Voici, ainsi, le poème de l’interrogation de l’être, sa prolifération, ses dissonances, sa fragilité, son innommabilité, en un mot, tout compte fait, ses foisonnantes fascinations. Lisant, on se trouve dans l’heureuse impossibilité d’accéder à une sorte de summum logique d’où contempler la hiérarchie et l’ordre d’un livre fait de pluralités vertigineuses, de continuités en perpétuel devenir. Rouleaux est un vaste réservoir de la conscience qu’un homme, un grand poète, peut avoir de ce qu’il est-fait-pense face au grand dehors avec ses innombrables dedans.
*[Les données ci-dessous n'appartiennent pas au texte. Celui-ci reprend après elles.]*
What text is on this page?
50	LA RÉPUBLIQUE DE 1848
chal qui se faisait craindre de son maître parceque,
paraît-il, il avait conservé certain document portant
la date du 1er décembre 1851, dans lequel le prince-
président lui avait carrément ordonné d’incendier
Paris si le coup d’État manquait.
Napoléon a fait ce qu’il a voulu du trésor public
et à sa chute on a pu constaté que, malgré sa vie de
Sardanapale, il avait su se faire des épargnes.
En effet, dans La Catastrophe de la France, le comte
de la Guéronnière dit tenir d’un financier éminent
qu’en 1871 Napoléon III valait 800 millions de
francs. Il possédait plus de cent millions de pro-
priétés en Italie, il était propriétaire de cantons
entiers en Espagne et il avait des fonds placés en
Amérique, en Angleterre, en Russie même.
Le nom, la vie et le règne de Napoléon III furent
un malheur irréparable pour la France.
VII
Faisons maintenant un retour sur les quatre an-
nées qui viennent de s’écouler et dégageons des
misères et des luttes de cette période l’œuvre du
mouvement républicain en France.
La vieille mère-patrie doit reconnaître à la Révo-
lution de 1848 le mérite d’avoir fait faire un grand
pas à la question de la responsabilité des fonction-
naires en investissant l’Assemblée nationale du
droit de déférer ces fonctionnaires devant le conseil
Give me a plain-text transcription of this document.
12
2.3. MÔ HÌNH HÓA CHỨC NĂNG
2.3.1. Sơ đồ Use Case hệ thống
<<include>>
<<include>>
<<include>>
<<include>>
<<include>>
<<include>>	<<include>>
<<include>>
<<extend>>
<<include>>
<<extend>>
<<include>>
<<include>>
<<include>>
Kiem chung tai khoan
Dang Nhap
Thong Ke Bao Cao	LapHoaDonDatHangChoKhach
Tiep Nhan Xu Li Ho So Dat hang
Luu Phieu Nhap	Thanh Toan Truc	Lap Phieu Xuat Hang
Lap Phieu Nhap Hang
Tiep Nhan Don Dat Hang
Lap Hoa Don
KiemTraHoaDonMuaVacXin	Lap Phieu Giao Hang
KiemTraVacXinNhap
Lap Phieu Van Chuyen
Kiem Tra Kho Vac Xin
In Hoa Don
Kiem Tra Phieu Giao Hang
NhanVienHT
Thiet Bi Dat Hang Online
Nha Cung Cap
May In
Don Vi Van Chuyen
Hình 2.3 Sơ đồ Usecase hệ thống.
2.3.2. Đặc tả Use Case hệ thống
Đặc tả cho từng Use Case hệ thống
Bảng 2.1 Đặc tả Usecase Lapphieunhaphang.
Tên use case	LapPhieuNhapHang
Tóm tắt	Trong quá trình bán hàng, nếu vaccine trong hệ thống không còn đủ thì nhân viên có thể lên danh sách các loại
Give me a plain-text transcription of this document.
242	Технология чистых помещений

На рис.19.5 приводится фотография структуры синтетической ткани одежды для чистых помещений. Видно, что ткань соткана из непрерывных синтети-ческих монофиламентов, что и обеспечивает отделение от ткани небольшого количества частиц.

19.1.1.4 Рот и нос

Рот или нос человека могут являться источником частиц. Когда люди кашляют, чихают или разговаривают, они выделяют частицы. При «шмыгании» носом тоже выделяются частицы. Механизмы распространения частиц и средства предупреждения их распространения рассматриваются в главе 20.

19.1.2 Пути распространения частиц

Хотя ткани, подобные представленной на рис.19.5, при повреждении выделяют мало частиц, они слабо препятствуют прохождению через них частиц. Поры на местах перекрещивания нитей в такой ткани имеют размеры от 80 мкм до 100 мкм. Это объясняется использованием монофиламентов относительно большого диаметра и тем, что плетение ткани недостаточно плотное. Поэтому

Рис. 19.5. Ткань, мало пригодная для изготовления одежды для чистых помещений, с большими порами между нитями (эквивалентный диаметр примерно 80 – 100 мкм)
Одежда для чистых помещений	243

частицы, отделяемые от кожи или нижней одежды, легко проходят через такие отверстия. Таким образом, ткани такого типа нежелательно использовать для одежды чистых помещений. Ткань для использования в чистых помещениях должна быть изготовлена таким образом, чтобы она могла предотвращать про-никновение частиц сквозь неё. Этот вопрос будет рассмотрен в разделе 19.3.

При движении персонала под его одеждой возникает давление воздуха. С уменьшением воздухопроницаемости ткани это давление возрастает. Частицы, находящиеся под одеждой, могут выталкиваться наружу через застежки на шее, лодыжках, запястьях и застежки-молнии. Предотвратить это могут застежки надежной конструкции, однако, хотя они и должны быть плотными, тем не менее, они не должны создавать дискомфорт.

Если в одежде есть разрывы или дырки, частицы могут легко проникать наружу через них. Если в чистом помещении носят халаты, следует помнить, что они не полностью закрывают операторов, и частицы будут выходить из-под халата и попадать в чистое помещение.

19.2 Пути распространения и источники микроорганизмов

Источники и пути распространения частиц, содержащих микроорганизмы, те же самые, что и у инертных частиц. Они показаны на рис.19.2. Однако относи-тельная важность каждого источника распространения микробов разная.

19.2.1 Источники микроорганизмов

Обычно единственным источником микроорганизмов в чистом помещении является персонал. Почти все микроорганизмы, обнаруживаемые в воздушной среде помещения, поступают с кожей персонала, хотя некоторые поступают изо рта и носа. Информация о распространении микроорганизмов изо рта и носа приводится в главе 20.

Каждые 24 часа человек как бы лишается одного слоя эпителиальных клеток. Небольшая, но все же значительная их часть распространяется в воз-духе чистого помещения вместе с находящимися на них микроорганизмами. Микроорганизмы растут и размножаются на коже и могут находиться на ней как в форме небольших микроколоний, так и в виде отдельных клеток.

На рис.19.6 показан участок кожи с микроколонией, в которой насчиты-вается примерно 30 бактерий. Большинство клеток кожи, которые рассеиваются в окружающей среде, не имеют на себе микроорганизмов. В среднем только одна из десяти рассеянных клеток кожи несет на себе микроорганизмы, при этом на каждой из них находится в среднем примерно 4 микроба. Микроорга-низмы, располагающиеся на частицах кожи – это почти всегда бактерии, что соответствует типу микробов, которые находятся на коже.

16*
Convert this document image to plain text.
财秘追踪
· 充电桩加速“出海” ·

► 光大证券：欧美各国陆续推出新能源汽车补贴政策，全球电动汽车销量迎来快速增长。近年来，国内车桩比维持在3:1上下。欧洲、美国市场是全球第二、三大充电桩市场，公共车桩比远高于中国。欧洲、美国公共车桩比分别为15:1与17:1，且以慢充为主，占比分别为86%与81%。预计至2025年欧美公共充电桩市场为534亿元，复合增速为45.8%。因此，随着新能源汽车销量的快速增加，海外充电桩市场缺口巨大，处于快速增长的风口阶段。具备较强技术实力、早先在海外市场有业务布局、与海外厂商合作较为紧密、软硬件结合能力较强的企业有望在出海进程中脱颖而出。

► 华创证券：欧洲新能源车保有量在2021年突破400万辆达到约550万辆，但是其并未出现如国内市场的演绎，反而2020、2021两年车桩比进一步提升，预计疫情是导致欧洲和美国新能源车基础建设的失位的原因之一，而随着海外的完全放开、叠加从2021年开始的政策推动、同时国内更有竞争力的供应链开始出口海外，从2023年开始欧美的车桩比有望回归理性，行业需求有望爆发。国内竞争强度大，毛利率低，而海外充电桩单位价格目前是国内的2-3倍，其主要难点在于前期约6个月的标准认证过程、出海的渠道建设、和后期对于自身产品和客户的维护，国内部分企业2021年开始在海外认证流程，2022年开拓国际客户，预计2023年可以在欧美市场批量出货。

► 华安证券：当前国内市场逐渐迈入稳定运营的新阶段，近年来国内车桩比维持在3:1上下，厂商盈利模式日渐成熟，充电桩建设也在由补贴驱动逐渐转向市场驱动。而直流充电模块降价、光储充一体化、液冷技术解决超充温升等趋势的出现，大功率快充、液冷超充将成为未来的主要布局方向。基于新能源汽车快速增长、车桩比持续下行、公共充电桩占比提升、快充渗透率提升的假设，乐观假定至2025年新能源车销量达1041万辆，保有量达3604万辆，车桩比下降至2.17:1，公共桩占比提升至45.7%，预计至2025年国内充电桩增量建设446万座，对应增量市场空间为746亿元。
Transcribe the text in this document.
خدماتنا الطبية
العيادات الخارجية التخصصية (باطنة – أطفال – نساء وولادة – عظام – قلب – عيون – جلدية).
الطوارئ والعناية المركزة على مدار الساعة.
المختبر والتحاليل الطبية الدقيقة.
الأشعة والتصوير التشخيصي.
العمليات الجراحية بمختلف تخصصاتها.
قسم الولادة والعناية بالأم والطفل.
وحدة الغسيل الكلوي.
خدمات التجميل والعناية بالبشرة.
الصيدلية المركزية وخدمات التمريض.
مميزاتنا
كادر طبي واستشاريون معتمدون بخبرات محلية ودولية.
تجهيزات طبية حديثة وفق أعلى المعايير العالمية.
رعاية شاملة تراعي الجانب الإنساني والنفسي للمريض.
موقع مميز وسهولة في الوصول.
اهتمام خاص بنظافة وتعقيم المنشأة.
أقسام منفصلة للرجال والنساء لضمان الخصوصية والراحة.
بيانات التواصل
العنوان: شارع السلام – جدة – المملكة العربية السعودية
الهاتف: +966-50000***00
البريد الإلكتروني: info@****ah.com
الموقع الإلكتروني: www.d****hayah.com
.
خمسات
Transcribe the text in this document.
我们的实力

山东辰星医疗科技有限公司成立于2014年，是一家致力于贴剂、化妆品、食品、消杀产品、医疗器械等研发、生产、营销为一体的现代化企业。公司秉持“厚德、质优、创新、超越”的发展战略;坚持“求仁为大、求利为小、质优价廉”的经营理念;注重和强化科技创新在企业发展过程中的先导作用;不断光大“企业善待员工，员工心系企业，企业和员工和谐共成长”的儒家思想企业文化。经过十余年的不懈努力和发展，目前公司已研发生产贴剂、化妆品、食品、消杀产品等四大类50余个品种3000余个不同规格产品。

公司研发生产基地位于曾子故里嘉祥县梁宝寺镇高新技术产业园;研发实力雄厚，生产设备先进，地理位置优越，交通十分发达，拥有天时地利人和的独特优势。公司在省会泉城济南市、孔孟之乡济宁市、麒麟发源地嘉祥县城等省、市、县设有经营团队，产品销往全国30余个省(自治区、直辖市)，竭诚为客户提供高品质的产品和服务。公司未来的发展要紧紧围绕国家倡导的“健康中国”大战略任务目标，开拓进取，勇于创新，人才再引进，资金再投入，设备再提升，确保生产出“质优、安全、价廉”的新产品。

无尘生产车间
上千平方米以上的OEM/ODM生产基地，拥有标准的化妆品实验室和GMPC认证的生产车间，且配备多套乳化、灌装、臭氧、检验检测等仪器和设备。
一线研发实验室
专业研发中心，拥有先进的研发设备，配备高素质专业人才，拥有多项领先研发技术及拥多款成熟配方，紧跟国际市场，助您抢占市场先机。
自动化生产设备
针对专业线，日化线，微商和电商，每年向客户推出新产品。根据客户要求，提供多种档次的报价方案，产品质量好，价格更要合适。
Si Christian Hubin déclare ‘[s’être] très peu rencontré’, c’est sans aucun doute qu’il saisit, dans ce livre, comme ailleurs, la pleine et si extraordinaire infinité qu’il ne cesse de vivre et de tenter d’écrire. ‘Dire comme il neige, dit-il souriant, comme voici vos animaux, vos gélules sans distance ni abandon – sans attribution possible’. Inutile d’affirmer ici vérités et sagesses. L’écriture, la poésie ‘n’a rien à reprocher – ni à la langue dont elle s’extrait, ni au monde – où elle porte atteinte. Elle est à son mythe, à son détriment’. Elle en est la musique même. L’art, on le sait, prend des formes radicalement distinctes. Ce qui les propulse, c’est la passion, le désir ; ce qui les transmue, c’est une discipline mentale qui n’a rien de fixe quant au visage offert au monde. Celui de Rouleaux s’avère être d’une riche et austère puissance qui ne flanche jamais.
Michaël Bishop
Christian Hubin. Rouleaux. L’Étoile des limites, 2015. 121 pages, 15 euros.